Danke, dass du den Thread gemacht hast, Mivey! Ich hatte nach dem Spielen selbst darüber nachgedacht. Dass hier fremde Spiele vorgestellt werden, ist gar nicht so unüblich; wichtig ist dabei sicher vor allem, dass erkenntlich wird, wer der eigentliche Autor ist (was hier ja der Fall ist).

Ich war fast ein bisschen überrascht, wie kurz das Spiel ist, dann aber wieder von der Tatsache angetan, dass es dafür auch keinen überflüssigen Fillerquatsch gibt. Die Story ist in wenigen Stunden erzählt, auf die kommt es an, also ist es ein kurzes, dichtes Spiel.

Apropos Story, wer die Spiele von Gao kennt und liebt, wird hier wieder voll auf seine Kosten kommen. Der Plot kommt behutsam voran, die Nebenhandlungen sind unterhaltsam und spannend, der Höhepunkt der Handlung hindert selbst Teetrinker mindestens eine Stunde daran auf's Klo zu gehen, und wer am Ende nicht wenigstens ein wenig feuchte Augen kriegt, sollte die Ophthalmologin seines Vertrauens aufsuchen, da ist was mit den Tränendrüsen nicht in Ordnung.

Graphisch ist das Niveau weiterhin hoch bzw. im Vergleich zum Vorgänger sogar noch etwas ausgereizter. Vor allem die Detailarbeit an den Posen und Animationen zahlt sich mit flüssigen und ästhetisch ansprechenden Bewegungsabläufen aus; in einer Qualität, die ich bisher eigentlich nur von Velsabor kannte. Ein wenig unangenehm fiel mir hingegen der re-use einiger Maps und Teile aus A Bird's Story -- was plausibel ist, aber trotzdem den novelty-Effekt etwas geschmälert hat. Aber hey, Anagnorisis and whatnot.
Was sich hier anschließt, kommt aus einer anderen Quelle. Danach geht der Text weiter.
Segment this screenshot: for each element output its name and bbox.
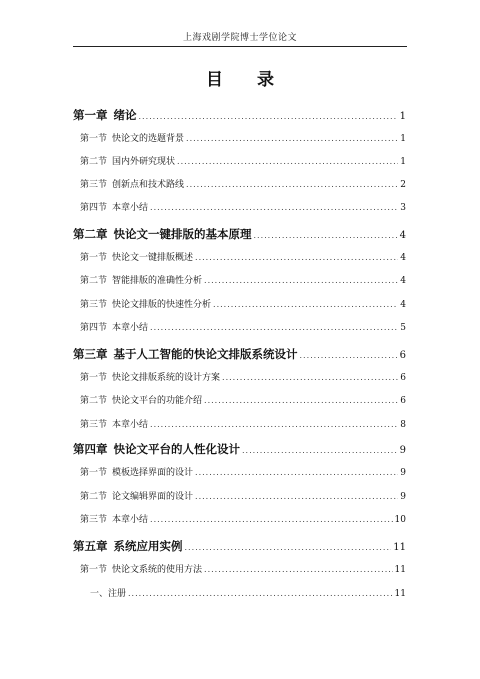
toc-entry-subsection[interactable] [90, 587, 406, 600]
toc-entry-title: 快论文一键排版概述 [112, 253, 194, 263]
toc-entry-section[interactable] [80, 371, 406, 384]
toc-entry-page-number: 10 [394, 515, 406, 525]
toc-title: 目 录 [206, 70, 288, 90]
toc-entry-section[interactable] [80, 321, 406, 334]
toc-entry-label [80, 564, 202, 577]
dot-leader [150, 418, 398, 431]
toc-entry-page-number: 11 [394, 565, 406, 575]
toc-entry-page-number: 4 [400, 276, 406, 286]
toc-entry-page-number: 6 [400, 373, 406, 383]
dot-leader [204, 274, 398, 287]
toc-entry-title: 本章小结 [112, 420, 149, 430]
dot-leader [186, 132, 398, 145]
toc-entry-page-number: 2 [400, 180, 406, 190]
toc-entry-number: 第一节 [80, 134, 108, 144]
toc-entry-page-number: 9 [400, 492, 406, 502]
toc-entry-page-number: 6 [400, 396, 406, 406]
dot-leader [195, 466, 398, 479]
toc-entry-label [80, 322, 148, 335]
toc-entry-title: 模板选择界面的设计 [112, 468, 194, 478]
toc-entry-label [80, 419, 148, 432]
toc-entry-section[interactable] [80, 298, 406, 311]
toc-entry-page-number: 1 [400, 134, 406, 144]
toc-entry-number: 第一节 [80, 373, 108, 383]
toc-entry-section[interactable] [80, 201, 406, 214]
toc-entry-section[interactable] [80, 155, 406, 168]
toc-entry-label [80, 156, 175, 169]
toc-entry-title: 快论文一键排版的基本原理 [113, 227, 252, 241]
toc-entry-section[interactable] [80, 513, 406, 526]
toc-entry-section[interactable] [80, 274, 406, 287]
toc-entry-chapter[interactable] [73, 441, 406, 457]
toc-entry-page-number: 9 [399, 445, 406, 456]
toc-entry-title: 一、注册 [90, 589, 127, 599]
dot-leader [254, 228, 398, 244]
dot-leader [150, 513, 393, 526]
toc-entry-section[interactable] [80, 132, 406, 145]
toc-entry-title: 快论文排版的快速性分析 [112, 300, 212, 310]
toc-entry-section[interactable] [80, 394, 406, 407]
toc-entry-title: 基于人工智能的快论文排版系统设计 [113, 347, 298, 361]
dot-leader [128, 587, 393, 600]
toc-entry-title: 绪论 [113, 108, 137, 122]
toc-entry-page-number: 5 [400, 323, 406, 333]
toc-entry-number: 第三节 [80, 300, 108, 310]
dot-leader [242, 443, 398, 459]
toc-entry-title: 本章小结 [112, 515, 149, 525]
toc-entry-chapter[interactable] [73, 226, 406, 242]
toc-entry-page-number: 4 [399, 230, 406, 241]
toc-entry-number: 第二节 [80, 396, 108, 406]
toc-entry-title: 快论文系统的使用方法 [112, 565, 203, 575]
running-head: 上海戏剧学院博士学位论文 [182, 33, 297, 43]
toc-entry-page-number: 8 [400, 420, 406, 430]
dot-leader [177, 155, 398, 168]
dot-leader [185, 540, 392, 556]
toc-entry-title: 快论文平台的人性化设计 [113, 442, 240, 456]
toc-entry-page-number: 4 [400, 300, 406, 310]
toc-entry-page-number: 1 [400, 157, 406, 167]
dot-leader [186, 178, 398, 191]
dot-leader [150, 321, 398, 334]
toc-entry-number: 第三节 [80, 515, 108, 525]
toc-entry-label [90, 588, 126, 601]
dot-leader [150, 201, 398, 214]
toc-entry-chapter[interactable] [73, 346, 406, 362]
toc-entry-title: 快论文平台的功能介绍 [112, 396, 203, 406]
toc-entry-page-number: 9 [400, 468, 406, 478]
toc-entry-title: 国内外研究现状 [112, 157, 176, 167]
toc-entry-number: 第四节 [80, 323, 108, 333]
toc-entry-number: 第一节 [80, 565, 108, 575]
toc-entry-label [73, 107, 137, 123]
toc-entry-title: 系统应用实例 [113, 539, 183, 553]
toc-entry-label [80, 133, 184, 146]
toc-entry-title: 快论文的选题背景 [112, 134, 185, 144]
toc-entry-label [73, 441, 240, 457]
toc-entry-number: 第二节 [80, 157, 108, 167]
toc-entry-page-number: 3 [400, 203, 406, 213]
toc-entry-page-number: 6 [399, 350, 406, 361]
toc-entry-section[interactable] [80, 466, 406, 479]
dot-leader [195, 251, 398, 264]
toc-entry-chapter[interactable] [73, 107, 406, 123]
toc-entry-number: 第二章 [73, 227, 108, 241]
dot-leader [213, 298, 398, 311]
toc-entry-page-number: 11 [394, 589, 406, 599]
dot-leader [204, 563, 393, 576]
toc-entry-label [73, 226, 252, 242]
toc-entry-section[interactable] [80, 178, 406, 191]
toc-entry-number: 第一节 [80, 468, 108, 478]
toc-entry-label [80, 395, 202, 408]
toc-entry-title: 智能排版的准确性分析 [112, 276, 203, 286]
toc-entry-section[interactable] [80, 251, 406, 264]
toc-entry-label [80, 467, 193, 480]
toc-entry-label [80, 275, 202, 288]
toc-entry-number: 第二节 [80, 492, 108, 502]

Auch im Bereich des Musikalischen bilde ich mir Weiterentwicklung ein, auch wenn natürlich viel Musikmaterial wiederverwendet wurde -- was in diesem Fall eher positiv zum Tragen kommt. Die neuen Stücke sind gesetzter, reifer, weniger barock und pompös, ohne ihre Signatur zu verlieren. Und natürlich kriegt man trotzdem von Anfang an regelmäßig mit einem Crescendo die Nackenhaare gebürstet, obwohl die Musik sich sonst recht dezent im Hintergrund hält, außer wenn sie in einzelnen klug gesetzten Momenten aus der Cutscene hervorspringt und alles mit Emotion überschwemmt. Ich persönlich würde mir ja wünschen, dass die Synthesizer-Streicher weniger prominent und die Gitarrensaiten weniger synthesizert sind; aber wer auf so hohem Niveau über die Synthesizerkeit von Synthesizer-Klängen jammern kann, dem muss man schon echt ordentlich was geboten haben.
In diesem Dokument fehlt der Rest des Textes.